Sometimes it is just worth switching everything off. The phone, the laptop and the endless digital noise that distracts us from being present.
Before entering tier 4 lockdown I attempted a digital detox and realised how reliant I was on my phone. I ended up having to use it for Sat Nav… and got a bit of a withdrawal from checking the news. I know… It horrified me.
The time I spent without connection was spent in nature and was bliss. Yet, I still used my phone to take pictures. Why did I need to document and record where I was? Where had the need come from to always record my experience?
This then got me thinking about how we all record our experiences. How we all have been conditioned to document our experience and make it available to others.
While I wondered through spectacular scenery, I considered how most of us search for significance and demonstrate it by recording and sharing on social media. It has become our habit and our ‘norm’. It is funny when you think about it… Imagine squirrels taking selfies of every acorn acquiring escapade…
I do find humanity amusing, especially by stepping out and observing. Yet the time of quiet raised numerous questions… Like why do I have to do?
This came from being at a lovely hotel (before the current restrictions) on a rainy day. I felt as though I couldn’t just do nothing. I felt I had to get out there and experience and make the most of it.
Admittedly I had a phenomenal time when I did get out there, yet it disturbed me that I felt I had to.
This time of quiet has provided some real insight. It makes me wonder whether one can break the reliance. Can a person go off-grid anymore?

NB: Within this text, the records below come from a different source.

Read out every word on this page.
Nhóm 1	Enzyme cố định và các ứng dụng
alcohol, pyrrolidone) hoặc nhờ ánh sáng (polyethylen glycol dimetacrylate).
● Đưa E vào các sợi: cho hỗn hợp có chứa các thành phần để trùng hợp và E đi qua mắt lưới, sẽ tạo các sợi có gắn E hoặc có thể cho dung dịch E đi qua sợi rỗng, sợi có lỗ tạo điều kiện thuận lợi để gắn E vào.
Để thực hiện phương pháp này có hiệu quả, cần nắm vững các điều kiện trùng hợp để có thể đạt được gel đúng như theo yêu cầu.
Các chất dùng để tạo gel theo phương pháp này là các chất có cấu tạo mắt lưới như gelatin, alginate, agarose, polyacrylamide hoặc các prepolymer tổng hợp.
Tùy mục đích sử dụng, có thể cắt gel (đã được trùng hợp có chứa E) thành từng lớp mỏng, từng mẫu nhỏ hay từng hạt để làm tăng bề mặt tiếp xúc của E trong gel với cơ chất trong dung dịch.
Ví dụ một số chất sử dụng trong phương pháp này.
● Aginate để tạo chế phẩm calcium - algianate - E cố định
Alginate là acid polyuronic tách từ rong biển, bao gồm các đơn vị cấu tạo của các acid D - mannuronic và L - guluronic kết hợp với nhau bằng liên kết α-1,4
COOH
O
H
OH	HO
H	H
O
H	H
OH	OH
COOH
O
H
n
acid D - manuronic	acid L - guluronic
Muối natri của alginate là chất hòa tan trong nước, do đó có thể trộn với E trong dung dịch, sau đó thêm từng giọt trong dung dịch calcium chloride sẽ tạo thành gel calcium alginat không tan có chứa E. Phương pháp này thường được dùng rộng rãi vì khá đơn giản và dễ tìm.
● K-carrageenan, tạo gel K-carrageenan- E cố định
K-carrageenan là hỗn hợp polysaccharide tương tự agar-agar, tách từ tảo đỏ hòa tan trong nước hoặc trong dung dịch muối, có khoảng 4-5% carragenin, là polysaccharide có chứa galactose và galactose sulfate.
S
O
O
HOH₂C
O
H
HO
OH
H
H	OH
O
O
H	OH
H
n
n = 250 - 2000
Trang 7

Are we all so conditioned and reliant on the digital that we can no longer live without it?
The time of quiet gave me the time to process life and consider without the endless distraction and interruption…
Yet something else bothered me… I felt guilt for not be accessible and answering emails and texts… Weird and something I need to look at…
I wonder if anyone else has experienced similar feelings when switching off… or do we just not dare to switch off anymore?